Monday, March 4, 2013

Does it matter that Moses was white?

Flipping on the end of the first episode of "The Bible" docu-drama on the History channel last night I was struck by two things. 1) It is a visually beautiful movie, the scenes are colorful and the CGI makes miraculous events such as the parting of the Red Sea come to life. It is something to behold. 2) Once again I was floored that the character playing Moses was clearly a white guy, and no attempt other than clothing was made to make him more realistic to what the actual Moses of history would look like.

The film, in its website, acknowledges and actually seems to celebrate this is an "international cast." And indeed it is. Apparently Saul/Paul will be played by an Irish actor and Jesus by a very handsome young man from Portugal. Are these people qualified to act in this movie, certainly. Can actors take on roles that don't fit their racial makeup? Yes. Are they always be limited by the color of their skin and nationality, of course not. In this claim, it even seems they are hoping to diffuse controversy that would occur if they were to have a cast that was largely from one nation or people-group. However, in being so "politically correct" they leave a big part of the story of the bible untold and rather than make the story of the bible more real, they make it more fictional.

This was yet another opportunity for the filmmakers to accurately portray the world of the bible and present it to an increasingly non-Christian Western audience. In so doing, why not accurately portray the people in the bible? Their skin tone, physical presence and tone of speech does matter. These were actually historical people. The goal is historicity? Moses actually lived. He was a real person. You wouldn't have a portly, blond haired actor with a strong Midwestern accent playing George W. Bush in a docu-drama about the events of 9-11 would you?

The other objection is the issue of continuing to perpetuate white privilege and assumptions about the bible. Unfortunately, there will be those who watch this film and have their suspicions confirmed that the people of the bible looked like them. That the current residents of this land of Israel/Palestine have nothing to do with the history of scripture. Again, the story of the bible, which Christian's claim is a real historical narrative, becomes a fictional and spiritual occasion.

Once again this movie disconnects the scriptural message from the political realities of the world in which we live today. This is even more important in a world in which the Christian faith is growing more "southern" in its make-up. Christians today are looking more and more like the biblical characters. The average Christian today is not a white, euro-american, but a darker skinned, female living on the edge of poverty. (see Phillip Jenkins The New Faces of Christianity to learn more)

Throughout history it has been far too easy and simple for western and white Christians to divorce their faith from the reality of the world around them. The biblical characters just become sort of "spiritual phantoms" who floated through a world concerned only for the things of God and never worried about day to day realities. But of course the point of a "realistic" docu-drama is to make real the stories of the people and show how their lives were. To demonstrate the reality of their suffering, their concerns and their pains which include engaging the political world in which they lived. God's incarnation was indeed a real event in an historical time and place.

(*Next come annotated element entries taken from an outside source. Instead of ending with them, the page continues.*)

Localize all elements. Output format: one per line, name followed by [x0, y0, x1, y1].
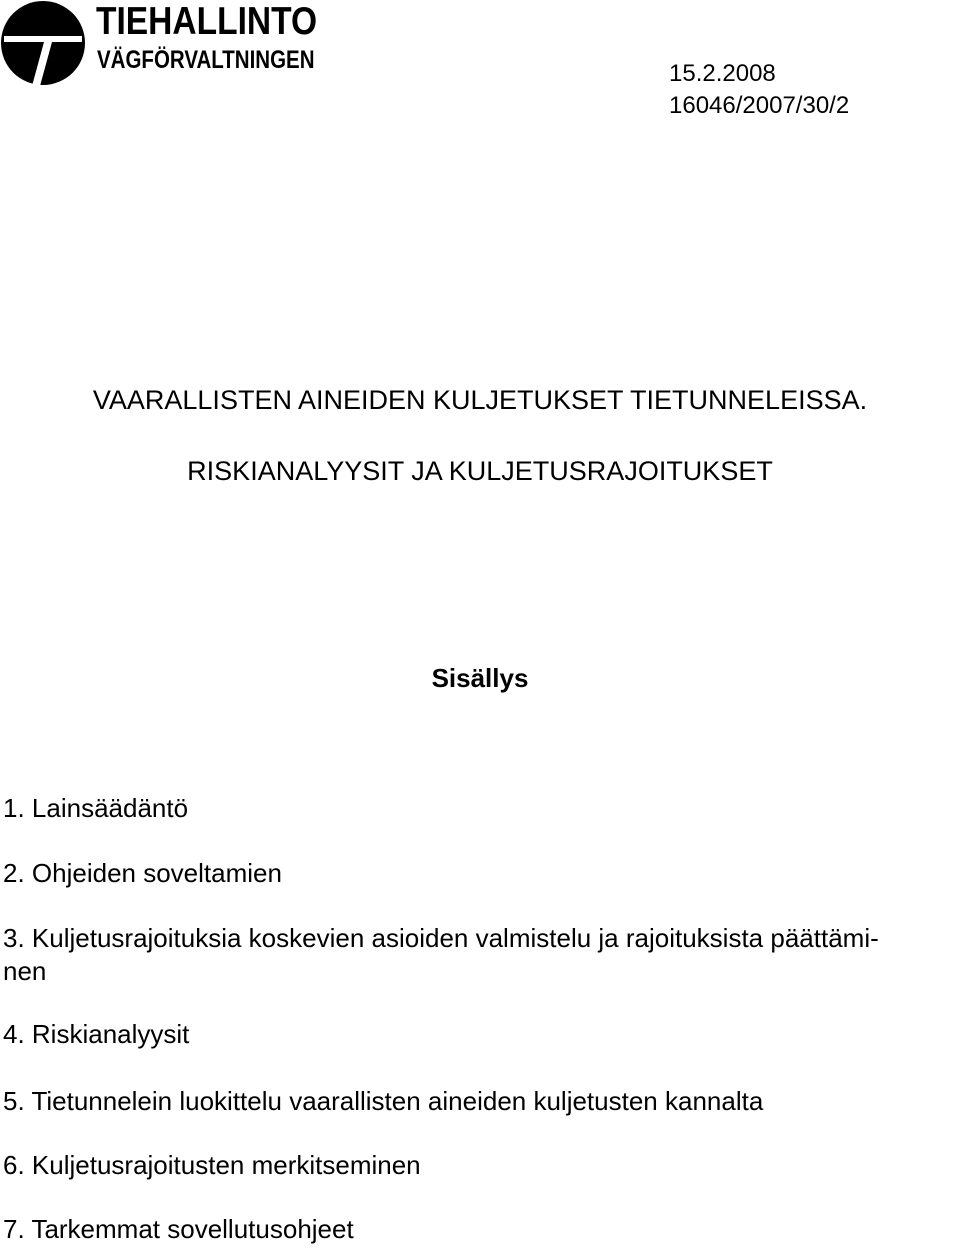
- logo-subname: VÄGFÖRVALTNINGEN: [97, 46, 315, 74]
- road-administration-logo-icon: [0, 0, 86, 86]
- toc-item: 5. Tietunnelein luokittelu vaarallisten aineiden kuljetusten kannalta: [3, 1086, 764, 1116]
- toc-item: 4. Riskianalyysit: [3, 1019, 190, 1049]
- toc-item: 6. Kuljetusrajoitusten merkitseminen: [3, 1150, 421, 1180]
- toc-item: 1. Lainsäädäntö: [3, 793, 189, 823]
- logo-name: TIEHALLINTO: [96, 0, 318, 43]
- toc-item-line-2: nen: [3, 956, 47, 986]
- toc-item-line-1: 3. Kuljetusrajoituksia koskevien asioiden valmistelu ja rajoituksista päättämi-: [3, 923, 879, 953]
- document-date: 15.2.2008: [669, 60, 776, 87]
- organization-logo: [0, 0, 340, 90]
- document-title-line-1: VAARALLISTEN AINEIDEN KULJETUKSET TIETUNNELEISSA.: [92, 385, 868, 415]
- document-meta: [669, 58, 849, 122]
- toc-item: 2. Ohjeiden soveltamien: [3, 858, 282, 888]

To take this argument to its extreme. If the way the actors look does not matter then neither should the costumes they wear or the locations of their sets. They could reenact the stories of the bible on a melting ice flow in the Arctic. And indeed, the content of the story would still matter. The power of the  Christian witness is that the Word became flesh (John 1) and therefore a human being, Jesus of Nazareth  embodied that Word. In the same way the Church, the body of Christ in the world, is to be Christ's embodiment today. 

That body is by no means limited to a certain race, creed or gender. However, if the goal is to tell the biblical story in a way that depicts its realism, then the actors should at least be chosen in an attempt to make them look the part. The makers of the film missed the challenge once again. To take seriously the political implications that God chose to be born to a poor, dark-skinned woman in an occupied nation. To take seriously the claim that Christians make that this ancient narrative, makes a difference for our world today.